Kernel choice and resampling quality
Notice that in the demonstration of rotation
combined with down-scaling, the "cubic:1,0" kernel was
specified. This is not an interpolating kernel; it blurs. All the
other examples use the default "cubic:0,0.5", an
interpolating kernel called the Catmull-Rom kernel. Here are the
available kernels:
- "box": box filter (basically nearest neighbor)
- "tent": bilinear interpolation
- "cubic:1,0": maximally-blurring cubic kernel
- "cubic:0,0.5": most accurate interpolating cubic ("Catmull-Rom")
- "cubic:B,C": B,C Mitchell/Netravali family of cubics
- "quartic:0.0834": good C2 interpolating quartic
- "gauss:<sig>,<cut>": Gaussian kernel, with standard
deviation of sig, and cut-off at cut standard deviations.
ilk is not very good about properly handling downsampling.
Ideally, the kernel would eliminate the frequencies higher than the
Nyquist rate associated with the new, lower sampling rate.

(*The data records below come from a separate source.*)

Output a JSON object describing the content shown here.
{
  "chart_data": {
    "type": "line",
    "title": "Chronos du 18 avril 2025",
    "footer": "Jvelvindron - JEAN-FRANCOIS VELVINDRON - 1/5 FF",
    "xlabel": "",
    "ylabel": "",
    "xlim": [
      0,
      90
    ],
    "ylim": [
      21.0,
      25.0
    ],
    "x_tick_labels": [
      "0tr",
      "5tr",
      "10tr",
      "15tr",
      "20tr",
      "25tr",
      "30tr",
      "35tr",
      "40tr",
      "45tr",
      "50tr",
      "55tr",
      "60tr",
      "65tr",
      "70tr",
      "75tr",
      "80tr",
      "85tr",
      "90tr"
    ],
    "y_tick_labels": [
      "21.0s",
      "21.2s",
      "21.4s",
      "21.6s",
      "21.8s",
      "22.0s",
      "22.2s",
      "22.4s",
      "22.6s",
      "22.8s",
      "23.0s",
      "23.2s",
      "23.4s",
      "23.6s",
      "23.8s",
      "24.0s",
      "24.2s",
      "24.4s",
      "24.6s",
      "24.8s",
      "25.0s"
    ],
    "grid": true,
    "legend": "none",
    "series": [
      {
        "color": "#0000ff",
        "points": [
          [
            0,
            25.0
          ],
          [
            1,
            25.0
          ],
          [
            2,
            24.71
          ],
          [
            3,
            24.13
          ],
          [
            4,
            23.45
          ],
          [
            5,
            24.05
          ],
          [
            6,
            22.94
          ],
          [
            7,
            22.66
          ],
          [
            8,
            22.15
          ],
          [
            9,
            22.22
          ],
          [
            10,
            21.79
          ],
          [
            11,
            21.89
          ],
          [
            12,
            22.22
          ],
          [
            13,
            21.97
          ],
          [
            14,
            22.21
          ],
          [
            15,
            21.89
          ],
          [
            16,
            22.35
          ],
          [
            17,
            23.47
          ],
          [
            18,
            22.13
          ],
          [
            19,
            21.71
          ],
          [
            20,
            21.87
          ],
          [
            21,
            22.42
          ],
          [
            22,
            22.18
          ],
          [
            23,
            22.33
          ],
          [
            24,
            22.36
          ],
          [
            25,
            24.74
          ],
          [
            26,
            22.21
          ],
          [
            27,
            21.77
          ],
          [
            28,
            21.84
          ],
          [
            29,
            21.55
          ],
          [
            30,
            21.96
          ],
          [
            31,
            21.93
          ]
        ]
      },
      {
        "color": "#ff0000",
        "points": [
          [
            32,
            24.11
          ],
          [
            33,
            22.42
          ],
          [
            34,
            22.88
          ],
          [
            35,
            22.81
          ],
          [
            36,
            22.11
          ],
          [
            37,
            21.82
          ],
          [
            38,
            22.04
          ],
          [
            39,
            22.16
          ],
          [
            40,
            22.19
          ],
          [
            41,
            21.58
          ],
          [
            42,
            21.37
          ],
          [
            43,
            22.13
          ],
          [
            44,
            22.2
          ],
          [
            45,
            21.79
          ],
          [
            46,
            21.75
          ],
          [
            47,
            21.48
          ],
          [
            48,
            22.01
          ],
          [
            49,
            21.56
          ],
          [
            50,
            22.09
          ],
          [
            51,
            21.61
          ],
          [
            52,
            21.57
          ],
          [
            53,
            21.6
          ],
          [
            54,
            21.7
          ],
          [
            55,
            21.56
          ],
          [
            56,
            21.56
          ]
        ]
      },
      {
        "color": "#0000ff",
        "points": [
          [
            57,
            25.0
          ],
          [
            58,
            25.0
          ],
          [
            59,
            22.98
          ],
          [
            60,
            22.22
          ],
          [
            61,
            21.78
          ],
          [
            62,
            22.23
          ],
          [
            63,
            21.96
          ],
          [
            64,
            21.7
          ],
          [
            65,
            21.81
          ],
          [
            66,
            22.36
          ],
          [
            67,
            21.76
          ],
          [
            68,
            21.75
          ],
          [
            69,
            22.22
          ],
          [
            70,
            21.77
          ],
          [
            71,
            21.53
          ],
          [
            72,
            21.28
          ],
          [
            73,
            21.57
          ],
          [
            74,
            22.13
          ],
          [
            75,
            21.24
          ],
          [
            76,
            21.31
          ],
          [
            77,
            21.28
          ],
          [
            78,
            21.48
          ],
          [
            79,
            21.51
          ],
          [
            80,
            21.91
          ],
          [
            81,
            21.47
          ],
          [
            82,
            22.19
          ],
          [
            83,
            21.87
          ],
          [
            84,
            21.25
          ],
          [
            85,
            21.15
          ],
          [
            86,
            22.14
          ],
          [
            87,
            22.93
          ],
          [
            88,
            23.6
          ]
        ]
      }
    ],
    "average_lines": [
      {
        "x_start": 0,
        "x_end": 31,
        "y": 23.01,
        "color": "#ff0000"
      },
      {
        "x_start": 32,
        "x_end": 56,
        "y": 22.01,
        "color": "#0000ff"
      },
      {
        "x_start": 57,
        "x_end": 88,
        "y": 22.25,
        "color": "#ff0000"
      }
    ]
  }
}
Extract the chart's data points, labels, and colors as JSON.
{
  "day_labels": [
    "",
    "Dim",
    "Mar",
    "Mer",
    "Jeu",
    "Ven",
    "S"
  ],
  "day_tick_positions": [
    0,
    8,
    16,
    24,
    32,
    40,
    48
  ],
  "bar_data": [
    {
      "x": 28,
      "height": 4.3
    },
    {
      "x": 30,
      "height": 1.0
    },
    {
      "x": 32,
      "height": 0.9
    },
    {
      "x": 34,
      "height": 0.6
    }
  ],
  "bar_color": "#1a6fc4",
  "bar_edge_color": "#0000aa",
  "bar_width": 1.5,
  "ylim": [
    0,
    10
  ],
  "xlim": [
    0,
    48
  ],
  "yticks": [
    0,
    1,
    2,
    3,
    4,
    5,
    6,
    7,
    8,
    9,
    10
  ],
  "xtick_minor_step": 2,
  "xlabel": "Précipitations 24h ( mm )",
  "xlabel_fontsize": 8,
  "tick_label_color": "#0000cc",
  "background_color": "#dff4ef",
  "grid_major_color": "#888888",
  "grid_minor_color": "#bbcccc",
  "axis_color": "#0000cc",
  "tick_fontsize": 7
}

Intelligent scaling of the resampling kernel is done by unu resample, but
ilk does not do this. Its up to you do choose an amount of
blurring associated with the new sampling rate. All the kernels can
take an extra argument which precedes all the others, which gives a
stretch factor: 1 = interpolation, 2 = stretched out by a factor of
two, and half as tall.
echo "-i init.ppm -b wrap -t scale:0.33,0.33 rotate:5" > kdemo.txt
ilk @kdemo.txt -k cubic:0,0.5 | tojpg > k1.jpg
ilk @kdemo.txt -k cubic:3,0,0.5 | tojpg > k2.jpg
Looking at the thin plant stems and other small features in the upper
image, aliasing is visible; each copy of a small feature looks
different. In the lower one, this is not so much the case.
However, you can't (currently) control the kernel width with
ilk in a directionally varying manner, as would be necessary
to properly sample this:
ilk @kdemo.txt shear:0,2 -k cubic:3,0,0.5 | tojpg > k3.jpg
Do not be tempted to use ilk as a tool for doing Gaussian
blurring of images, when no non-axis-aligned transform is required.
This command:
ilk -i init.ppm -t identity -k gauss:3,4 | tojpg > blur.jpg
will produce the same as:
unu resample -i init.ppm -k gauss:3,4 -s = x1 x1 | tojpg > blur.jpg
but unu resample is about thirty times faster, for a
variety of reasons relating to how unu resample orders the
kernel evaluation and convolution steps. Also, unu resample
does a renormalization step to compensate for filters which are not
first-order accurate, a step which would slow ilk down too much.